AB aşırı sağ ile yeniden şekillenecek

İtalya’da aşırı sağın zaferinden önce AB Komisyonu Başkanı Ursula Von der Leyen, “İşler zor bir yöne giderse, Macaristan ve Polonya ile ilgili olduğu gibi, araçlarımız var” diyerek İtalya'yı üstü kapalı şekilde uyardı. O yüzden İtalya ve AB’nin ilişkilerinin zor bir sürece gireceğini tahmin etmek zor değil. Öte yandan, geçmişte Meloni’nin Macron’a hitaben yaptığı konuşmalar da göz önünde bulundurulduğunda, Türk basınında atılan “Paris-Roma balayı bitti” manşetinin çok yerinde bir tespit olduğu aşikar.

Aslında aşırı sağ, uzun zamandır Avrupa’da yükselişte. Örnek vermek gerekirse, İtalya'dan iki hafta önce İsveç'te gerçekleştirilen seçimlerde, aşırı sağcı İsveç Demokratlar Partisi (SD) oy oranını büyük oranda yükselterek ülkenin 2. büyük partisi hâline geldi. Fransa’da nisan ayında düzenlenen cumhurbaşkanlığı seçimlerinde Macron’un karşısına ikinci kez çıkan aşırı sağcı Ulusal Birlik Partisi (RN) lideri Marine Le Pen, oy oranını büyük oranda arttırmıştı. Almanya’da göçmen karşıtlığı ile tanınan Almanya için Alternatif (Afd) Partisi 2017’de ilk kez meclise girmeyi başarabildi. Avusturya’da Nazi uzantıları tarafından kurulan Avusturya Özgürlük Partisi (FPÖ) 2000’de iktidar ortaklığı yaptı. Hollanda’da 150 sandalyeli mecliste aşırı sağcıların sandalye sayısı 29. İspanya'da ise, Katalonya bölgesinin ayrılıkçı girişimleri aşırı sağcı Vox partisinin hızla yükselmesine yol açtı.
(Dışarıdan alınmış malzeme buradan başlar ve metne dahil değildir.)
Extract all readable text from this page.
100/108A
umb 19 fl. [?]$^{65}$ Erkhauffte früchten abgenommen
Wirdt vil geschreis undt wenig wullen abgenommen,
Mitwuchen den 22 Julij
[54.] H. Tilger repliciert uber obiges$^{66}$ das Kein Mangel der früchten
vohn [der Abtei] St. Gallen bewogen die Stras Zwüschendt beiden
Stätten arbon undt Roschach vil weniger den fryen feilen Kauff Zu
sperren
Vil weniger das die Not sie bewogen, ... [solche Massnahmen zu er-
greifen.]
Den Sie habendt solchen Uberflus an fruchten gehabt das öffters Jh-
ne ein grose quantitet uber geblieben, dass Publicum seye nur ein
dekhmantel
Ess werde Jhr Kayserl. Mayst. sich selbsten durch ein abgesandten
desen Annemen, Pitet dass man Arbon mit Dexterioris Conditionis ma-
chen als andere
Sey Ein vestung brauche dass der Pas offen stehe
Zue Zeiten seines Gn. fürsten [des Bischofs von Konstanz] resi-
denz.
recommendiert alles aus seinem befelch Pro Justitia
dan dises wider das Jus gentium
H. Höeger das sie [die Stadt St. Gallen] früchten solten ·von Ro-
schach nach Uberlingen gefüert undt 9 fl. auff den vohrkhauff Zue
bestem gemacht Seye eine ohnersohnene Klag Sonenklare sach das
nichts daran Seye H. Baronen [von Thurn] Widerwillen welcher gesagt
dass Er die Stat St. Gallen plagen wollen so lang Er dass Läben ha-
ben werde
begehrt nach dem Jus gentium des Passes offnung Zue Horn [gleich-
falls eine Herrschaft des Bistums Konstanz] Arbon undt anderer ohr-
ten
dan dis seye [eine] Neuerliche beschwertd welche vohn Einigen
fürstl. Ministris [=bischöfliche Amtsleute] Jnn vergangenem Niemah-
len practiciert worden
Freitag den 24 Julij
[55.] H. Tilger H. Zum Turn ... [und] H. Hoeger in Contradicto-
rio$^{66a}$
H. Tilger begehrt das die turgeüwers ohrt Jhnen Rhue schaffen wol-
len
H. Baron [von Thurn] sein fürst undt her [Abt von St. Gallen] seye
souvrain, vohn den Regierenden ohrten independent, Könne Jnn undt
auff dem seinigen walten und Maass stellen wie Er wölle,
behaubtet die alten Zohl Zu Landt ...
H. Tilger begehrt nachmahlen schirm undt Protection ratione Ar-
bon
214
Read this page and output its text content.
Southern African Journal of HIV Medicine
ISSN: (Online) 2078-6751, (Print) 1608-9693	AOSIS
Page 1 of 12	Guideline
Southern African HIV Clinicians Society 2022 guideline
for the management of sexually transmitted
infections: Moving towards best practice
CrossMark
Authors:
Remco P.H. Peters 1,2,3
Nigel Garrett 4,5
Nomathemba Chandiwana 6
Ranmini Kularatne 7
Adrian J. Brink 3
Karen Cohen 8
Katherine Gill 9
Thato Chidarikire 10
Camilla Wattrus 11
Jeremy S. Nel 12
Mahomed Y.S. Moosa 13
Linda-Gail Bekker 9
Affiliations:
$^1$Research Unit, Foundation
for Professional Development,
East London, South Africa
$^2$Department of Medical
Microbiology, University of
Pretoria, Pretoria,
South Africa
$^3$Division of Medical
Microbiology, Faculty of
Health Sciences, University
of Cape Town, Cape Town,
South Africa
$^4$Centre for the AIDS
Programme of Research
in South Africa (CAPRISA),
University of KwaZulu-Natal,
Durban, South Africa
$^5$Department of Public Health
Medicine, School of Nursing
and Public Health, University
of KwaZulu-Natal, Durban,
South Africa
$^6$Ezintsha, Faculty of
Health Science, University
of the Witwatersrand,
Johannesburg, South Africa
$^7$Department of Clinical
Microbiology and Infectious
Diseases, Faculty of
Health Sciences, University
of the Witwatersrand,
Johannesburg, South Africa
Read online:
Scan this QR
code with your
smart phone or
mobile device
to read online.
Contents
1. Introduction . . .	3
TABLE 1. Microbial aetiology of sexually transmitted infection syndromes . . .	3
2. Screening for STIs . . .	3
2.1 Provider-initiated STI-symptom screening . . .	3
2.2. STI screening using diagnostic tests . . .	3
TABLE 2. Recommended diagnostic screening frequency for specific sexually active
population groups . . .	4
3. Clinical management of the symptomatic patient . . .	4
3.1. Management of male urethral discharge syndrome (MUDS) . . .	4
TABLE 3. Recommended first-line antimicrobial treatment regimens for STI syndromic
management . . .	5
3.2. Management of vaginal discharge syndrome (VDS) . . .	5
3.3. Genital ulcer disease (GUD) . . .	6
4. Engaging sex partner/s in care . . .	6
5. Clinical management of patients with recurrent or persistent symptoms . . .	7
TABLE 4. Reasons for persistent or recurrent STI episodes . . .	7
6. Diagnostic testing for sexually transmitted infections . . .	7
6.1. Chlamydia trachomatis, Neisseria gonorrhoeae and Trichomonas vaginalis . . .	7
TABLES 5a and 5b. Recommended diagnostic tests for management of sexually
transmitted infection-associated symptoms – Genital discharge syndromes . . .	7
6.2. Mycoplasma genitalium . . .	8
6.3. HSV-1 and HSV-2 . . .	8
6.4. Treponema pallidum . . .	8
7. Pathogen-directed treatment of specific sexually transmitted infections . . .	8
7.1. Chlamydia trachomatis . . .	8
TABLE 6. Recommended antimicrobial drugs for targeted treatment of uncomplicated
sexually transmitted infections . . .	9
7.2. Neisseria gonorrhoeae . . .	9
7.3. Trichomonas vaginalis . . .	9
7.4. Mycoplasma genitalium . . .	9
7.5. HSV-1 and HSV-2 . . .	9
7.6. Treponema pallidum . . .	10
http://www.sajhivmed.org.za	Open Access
Peki aşırı sağın Avrupa’daki başarısı nasıl açıklanabilir? Zorlu bir pandemi dönemi, Ukrayna savaşı, beraberinde getirdikleri göçmen ve enerji krizi ve tabii ki de uzun zamandır Avrupa’da süregelen enflasyon artışı, hayat pahalılığı gibi ekonomik problemler aşırı sağın AB ülkelerinde rağbet görmesine sebep oluyor. İtalya örneğine tekrar dönüp baktığımızda, ülke, Yunanistan'dan sonra Euro Bölgesi'nde en yüksek kamu borcu oranına sahip. Ayrıca İtalya giderek yaşlanan ve gerileyen nüfusu nedeniyle de panik halinde. Ulusal İstatistik Enstitüsü (ISTAT), ülke nüfusunun 50 yıl içerisinde 11,5 milyon azalmasının beklendiğini bildirdi.

Peki kimliklerini muhafaza etmek, nüfusunu güçlendirmek ve sınırlarını korumak isteyen Avrupa ülkeleri karşısında AB nasıl yeniden şekillenecek? AB yavaş yavaş, Marine Le Pen’in teklif ettiği “Uluslar Avrupası”na mı dönüşecek? Bu kış enerji kriziyle daha da artacak problemlerle AB’nin bambaşka bir şekil alacağı artık kesin.